Il governo ha dato il via libera al Dpcm “Automotive”, il provvedimento che mette in campo risorse per 1 miliardo e 343 milioni di euro a sostegno delle imprese del settore, con l’obiettivo di favorire investimenti produttivi, attività di ricerca, sviluppo tecnologico e innovazione. Il piano prevede inoltre incentivi specifici per la mobilità sostenibile e per il rinnovo del parco dei veicoli commerciali.
Le nuove risorse si aggiungono a quelle già previste dal Piano Transizione 5.0, che dispone di una dotazione triennale da 9,8 miliardi di euro destinata all’innovazione digitale e all’efficientamento energetico del sistema industriale.
Secondo il ministro delle Imprese e del Made in Italy, Adolfo Urso, il decreto rappresenta “una grande spinta alla ricerca e all’innovazione nelle nuove tecnologie della mobilità”.
I fondi per il rinnovo dei veicoli commerciali
Una quota superiore al 70% dei fondi sarà destinata agli accordi per l’innovazione, ai contratti di sviluppo e ai nuovi mini contratti di sviluppo, strumenti pensati per favorire soprattutto gli investimenti delle piccole e medie imprese della filiera automotive.
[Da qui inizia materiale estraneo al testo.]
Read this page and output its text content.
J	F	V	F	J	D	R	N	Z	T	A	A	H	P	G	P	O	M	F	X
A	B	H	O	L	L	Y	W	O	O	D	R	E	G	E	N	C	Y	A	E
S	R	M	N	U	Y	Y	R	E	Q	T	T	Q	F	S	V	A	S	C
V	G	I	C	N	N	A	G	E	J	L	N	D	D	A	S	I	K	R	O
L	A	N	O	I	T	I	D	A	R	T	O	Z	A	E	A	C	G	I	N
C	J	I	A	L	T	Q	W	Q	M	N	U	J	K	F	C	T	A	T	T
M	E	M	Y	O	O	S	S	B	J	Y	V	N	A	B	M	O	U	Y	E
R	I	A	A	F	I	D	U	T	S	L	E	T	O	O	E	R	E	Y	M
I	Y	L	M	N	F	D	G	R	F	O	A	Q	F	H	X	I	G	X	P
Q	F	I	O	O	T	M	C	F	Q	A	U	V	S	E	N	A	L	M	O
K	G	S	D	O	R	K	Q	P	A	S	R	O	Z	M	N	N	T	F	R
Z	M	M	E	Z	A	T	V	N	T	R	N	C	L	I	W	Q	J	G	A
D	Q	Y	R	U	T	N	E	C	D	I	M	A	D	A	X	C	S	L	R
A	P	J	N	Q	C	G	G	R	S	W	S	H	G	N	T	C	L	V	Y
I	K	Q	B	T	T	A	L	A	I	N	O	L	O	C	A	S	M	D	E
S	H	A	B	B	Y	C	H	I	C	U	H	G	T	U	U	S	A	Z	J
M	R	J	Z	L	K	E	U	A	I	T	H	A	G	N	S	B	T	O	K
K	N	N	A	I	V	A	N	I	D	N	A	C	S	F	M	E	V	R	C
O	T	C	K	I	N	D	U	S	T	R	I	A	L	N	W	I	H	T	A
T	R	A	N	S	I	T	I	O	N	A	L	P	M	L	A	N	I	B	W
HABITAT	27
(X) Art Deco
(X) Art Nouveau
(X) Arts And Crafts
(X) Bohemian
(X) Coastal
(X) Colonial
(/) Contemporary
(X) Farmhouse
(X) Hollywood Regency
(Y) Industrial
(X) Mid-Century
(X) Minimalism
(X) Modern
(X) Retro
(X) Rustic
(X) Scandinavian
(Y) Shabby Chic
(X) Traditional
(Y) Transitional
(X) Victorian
’obiettivo dichiarato dal governo è sostenere la trasformazione dell’intero ecosistema produttivo, dalla componentistica ai nuovi sistemi di mobilità, fino alle tecnologie per veicoli sostenibili, connessi, autonomi e più sicuri.
Nel corso dell’ultimo Consiglio dei ministri, ha inoltre spiegato Urso, è stata raggiunta un’intesa per ripristinare già dal prossimo luglio ulteriori 251 milioni di euro inizialmente destinati alla copertura del decreto contro il caro carburanti e al sostegno delle imprese dell’autotrasporto. Risorse che, una volta reintegrate, andranno ad aumentare ulteriormente la dotazione complessiva prevista per il settore automotive.